WATCH ABOVE: Outgoing Alberta Premier Jim Prentice says the PC Party has been humbled by the message sent by Alberta voters in the recent election. Jayme Doll reports.
CALGARY – Outgoing Alberta Premier Jim Prentice says the Progressive Conservative party has been “humbled” by the message sent by voters in the recent provincial election.
“We are disappointed and we are saddened,” Prentice said of party’s loss to the NDP, which ended the Tories’ long stretch in power. “Certainly I made mistakes. And there can be no doubt that 44 years was indeed a long time. However, the sun will shine again.”
Until his speech at Thursday night’s annual leader’s dinner in Calgary, Prentice hadn’t spoken publicly since the May 5 vote, when he immediately resigned both his seat and the party leadership.
He said he takes full responsibility for the party’s failure – the Tories came into the election with 70 seats and were left with only 10 when it was done. Prentice was widely criticized during the campaign for an unpopular budget and for going to the polls a year early.
“I accept responsibility for the fact that we were unable to convince Albertans of the merit of our plan,” he told party faithful. “Ultimately the plan we put forward alienated both public-sector stakeholders who thought it too aggressive and Conservative voters who thought it not aggressive enough.
“The voters are always right and they have chosen a different path than we advocated.”
It was a subdued audience. There were 1,550 tickets sold at $500 apiece for the event, but far fewer than that actually showed up Thursday night.
“This is obviously not an easy night for anyone,” admitted Prentice. “It is especially difficult for me.
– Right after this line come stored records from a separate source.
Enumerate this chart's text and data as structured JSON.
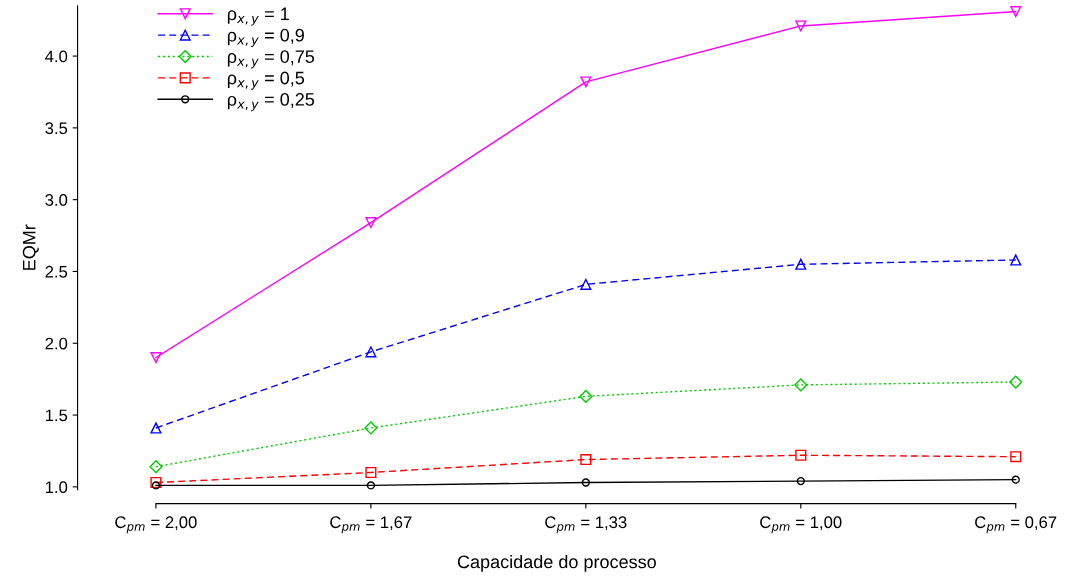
{
  "chart_data": {
    "type": "line",
    "xlabel": "Capacidade do processo",
    "ylabel": "EQMr",
    "categories": [
      "C$_{pm}$ = 2,00",
      "C$_{pm}$ = 1,67",
      "C$_{pm}$ = 1,33",
      "C$_{pm}$ = 1,00",
      "C$_{pm}$ = 0,67"
    ],
    "series": [
      {
        "name": "ρ$_{x,y}$ = 1",
        "color": "#ff00ff",
        "marker": "triangle_down",
        "line_style": "solid",
        "values": [
          1.9,
          2.84,
          3.82,
          4.21,
          4.31
        ]
      },
      {
        "name": "ρ$_{x,y}$ = 0,9",
        "color": "#0000ff",
        "marker": "triangle",
        "line_style": "dashed",
        "values": [
          1.41,
          1.94,
          2.41,
          2.55,
          2.58
        ]
      },
      {
        "name": "ρ$_{x,y}$ = 0,75",
        "color": "#00cc00",
        "marker": "diamond",
        "line_style": "dotted",
        "values": [
          1.14,
          1.41,
          1.63,
          1.71,
          1.73
        ]
      },
      {
        "name": "ρ$_{x,y}$ = 0,5",
        "color": "#ff0000",
        "marker": "square",
        "line_style": "dashed",
        "values": [
          1.03,
          1.1,
          1.19,
          1.22,
          1.21
        ]
      },
      {
        "name": "ρ$_{x,y}$ = 0,25",
        "color": "#000000",
        "marker": "circle",
        "line_style": "solid",
        "values": [
          1.01,
          1.01,
          1.03,
          1.04,
          1.05
        ]
      }
    ],
    "ylim": [
      0.98,
      4.35
    ],
    "yticks": [
      {
        "value": 1,
        "label": "1.0"
      },
      {
        "value": 1.5,
        "label": "1.5"
      },
      {
        "value": 2,
        "label": "2.0"
      },
      {
        "value": 2.5,
        "label": "2.5"
      },
      {
        "value": 3,
        "label": "3.0"
      },
      {
        "value": 3.5,
        "label": "3.5"
      },
      {
        "value": 4,
        "label": "4.0"
      }
    ],
    "grid": false,
    "legend": "top left"
  }
}
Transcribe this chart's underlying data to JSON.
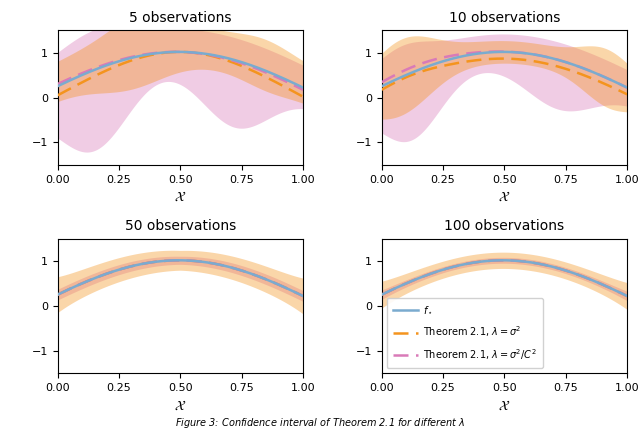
{
  "titles": [
    "5 observations",
    "10 observations",
    "50 observations",
    "100 observations"
  ],
  "xlabel": "$\\mathcal{X}$",
  "xlim": [
    0.0,
    1.0
  ],
  "ylim": [
    -1.5,
    1.5
  ],
  "yticks": [
    -1,
    0,
    1
  ],
  "xticks": [
    0.0,
    0.25,
    0.5,
    0.75,
    1.0
  ],
  "color_true": "#7aabcf",
  "color_orange": "#f4941e",
  "color_pink": "#d97ab8",
  "fill_orange_alpha": 0.38,
  "fill_pink_alpha": 0.38,
  "legend_labels": [
    "$f_\\star$",
    "Theorem 2.1, $\\lambda = \\sigma^2$",
    "Theorem 2.1, $\\lambda = \\sigma^2/C^2$"
  ]
}
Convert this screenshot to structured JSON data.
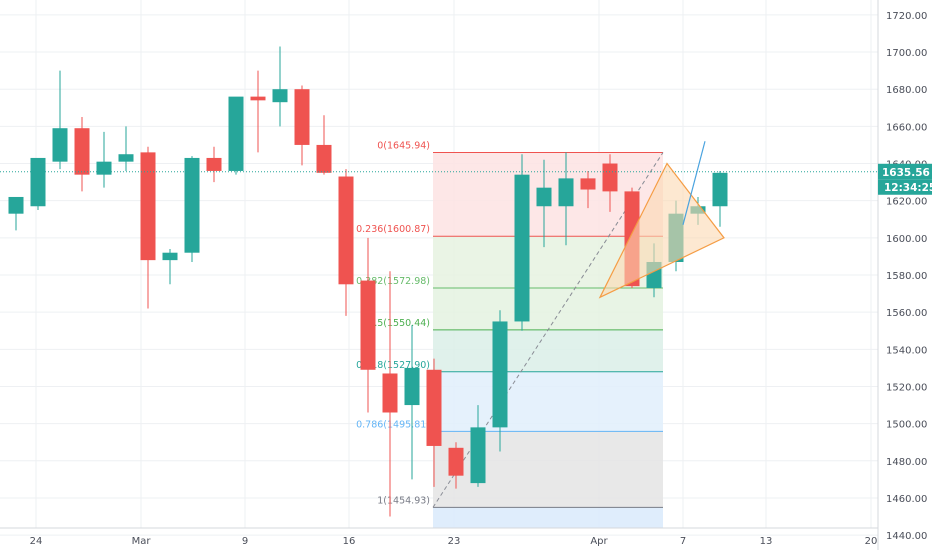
{
  "chart_data": {
    "type": "candlestick",
    "title": "",
    "xlabel": "",
    "ylabel": "",
    "ylim": [
      1432,
      1728
    ],
    "y_ticks": [
      1440,
      1460,
      1480,
      1500,
      1520,
      1540,
      1560,
      1580,
      1600,
      1620,
      1640,
      1660,
      1680,
      1700,
      1720
    ],
    "x_ticks": [
      "24",
      "Mar",
      "9",
      "16",
      "23",
      "Apr",
      "7",
      "13",
      "20"
    ],
    "colors": {
      "up": "#26a69a",
      "down": "#ef5350",
      "price_line": "#26a69a",
      "triangle": "#f59d45",
      "trend_line": "#4aa3df"
    },
    "candles": [
      {
        "o": 1613,
        "h": 1622,
        "l": 1604,
        "c": 1622
      },
      {
        "o": 1617,
        "h": 1643,
        "l": 1615,
        "c": 1643
      },
      {
        "o": 1641,
        "h": 1690,
        "l": 1637,
        "c": 1659
      },
      {
        "o": 1659,
        "h": 1665,
        "l": 1625,
        "c": 1634
      },
      {
        "o": 1634,
        "h": 1657,
        "l": 1627,
        "c": 1641
      },
      {
        "o": 1641,
        "h": 1660,
        "l": 1636,
        "c": 1645
      },
      {
        "o": 1646,
        "h": 1649,
        "l": 1562,
        "c": 1588
      },
      {
        "o": 1588,
        "h": 1594,
        "l": 1575,
        "c": 1592
      },
      {
        "o": 1592,
        "h": 1644,
        "l": 1587,
        "c": 1643
      },
      {
        "o": 1643,
        "h": 1649,
        "l": 1630,
        "c": 1636
      },
      {
        "o": 1636,
        "h": 1675,
        "l": 1634,
        "c": 1676
      },
      {
        "o": 1676,
        "h": 1690,
        "l": 1646,
        "c": 1674
      },
      {
        "o": 1673,
        "h": 1703,
        "l": 1660,
        "c": 1680
      },
      {
        "o": 1680,
        "h": 1682,
        "l": 1639,
        "c": 1650
      },
      {
        "o": 1650,
        "h": 1666,
        "l": 1634,
        "c": 1635
      },
      {
        "o": 1633,
        "h": 1637,
        "l": 1558,
        "c": 1575
      },
      {
        "o": 1577,
        "h": 1600,
        "l": 1506,
        "c": 1529
      },
      {
        "o": 1527,
        "h": 1582,
        "l": 1450,
        "c": 1506
      },
      {
        "o": 1510,
        "h": 1553,
        "l": 1470,
        "c": 1530
      },
      {
        "o": 1529,
        "h": 1535,
        "l": 1466,
        "c": 1488
      },
      {
        "o": 1487,
        "h": 1490,
        "l": 1465,
        "c": 1472
      },
      {
        "o": 1468,
        "h": 1510,
        "l": 1466,
        "c": 1498
      },
      {
        "o": 1498,
        "h": 1561,
        "l": 1485,
        "c": 1555
      },
      {
        "o": 1555,
        "h": 1645,
        "l": 1550,
        "c": 1634
      },
      {
        "o": 1617,
        "h": 1642,
        "l": 1595,
        "c": 1627
      },
      {
        "o": 1617,
        "h": 1646,
        "l": 1596,
        "c": 1632
      },
      {
        "o": 1632,
        "h": 1636,
        "l": 1616,
        "c": 1626
      },
      {
        "o": 1640,
        "h": 1645,
        "l": 1614,
        "c": 1625
      },
      {
        "o": 1625,
        "h": 1627,
        "l": 1573,
        "c": 1574
      },
      {
        "o": 1573,
        "h": 1597,
        "l": 1568,
        "c": 1587
      },
      {
        "o": 1587,
        "h": 1620,
        "l": 1582,
        "c": 1613
      },
      {
        "o": 1613,
        "h": 1622,
        "l": 1607,
        "c": 1617
      },
      {
        "o": 1617,
        "h": 1636,
        "l": 1606,
        "c": 1635
      }
    ],
    "fib_levels": [
      {
        "ratio": 0,
        "label": "0(1645.94)",
        "value": 1645.94,
        "color": "#ef5350",
        "fill": "#fde3e3"
      },
      {
        "ratio": 0.236,
        "label": "0.236(1600.87)",
        "value": 1600.87,
        "color": "#ef5350",
        "fill": "#e6f2e1"
      },
      {
        "ratio": 0.382,
        "label": "0.382(1572.98)",
        "value": 1572.98,
        "color": "#66bb6a",
        "fill": "#e4f2e1"
      },
      {
        "ratio": 0.5,
        "label": "0.5(1550.44)",
        "value": 1550.44,
        "color": "#4caf50",
        "fill": "#dbefe7"
      },
      {
        "ratio": 0.618,
        "label": "0.618(1527.90)",
        "value": 1527.9,
        "color": "#26a69a",
        "fill": "#e1eefc"
      },
      {
        "ratio": 0.786,
        "label": "0.786(1495.81)",
        "value": 1495.81,
        "color": "#64b5f6",
        "fill": "#e4e4e4"
      },
      {
        "ratio": 1,
        "label": "1(1454.93)",
        "value": 1454.93,
        "color": "#787b86",
        "fill": "#d9eafc"
      }
    ],
    "price_label": "1635.56",
    "price_value": 1635.56,
    "time_label": "12:34:25"
  }
}
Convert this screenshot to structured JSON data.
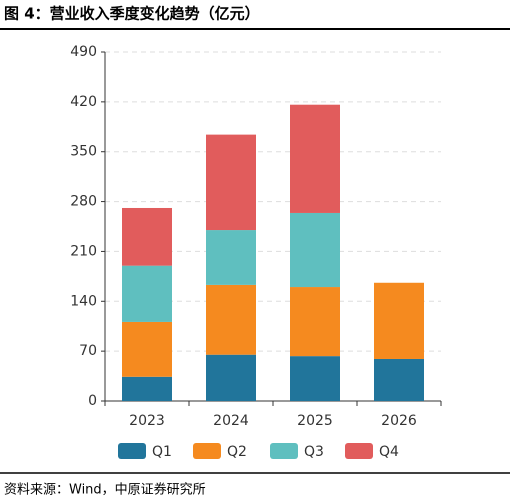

I will carry those decisions and the electoral consequences of it for the rest of my life.”
WATCH: Prentice resigns after winning seat in Calgary
The former federal cabinet minister said he is done with public life but intends to stick around as a volunteer in years to come.
He acknowledged there is a need for changes within the PC party going forward.
“We must learn from this experience and make changes to our party,” he said. “The public will never entrust a party that is preoccupied with its own internal matters and personalities at the very moment it should have only one concern, namely the best interests of the province.
“We have all learned a lesson. We will re-emerge. And when we do, we will be more humble, wiser and better grounded.”
Interim PC Leader Ric McIver told the crowd he was not about to “sugarcoat” where the party stands.
“We’re in the penalty box,” he said. “You know how I can tell? Because when we sat on the player’s bench there was a lot more of us around.
“The people of Alberta have spoken. We need to respect their decision. No one has a divine right to govern.”
McIver issued an unflattering description of the job the Progressive Conservative party did in the lead-up to the election.
He said they were too quick to blame others and too slow to take responsibility for Alberta’s “fiscal mess.”
“We were too quick to raise taxes on Albertans and too slow to cut spending in our government,” he said. “We were too quick to talk and too slow to listen. At times we were arrogant and complacent and we forgot how to apologize and mean it.”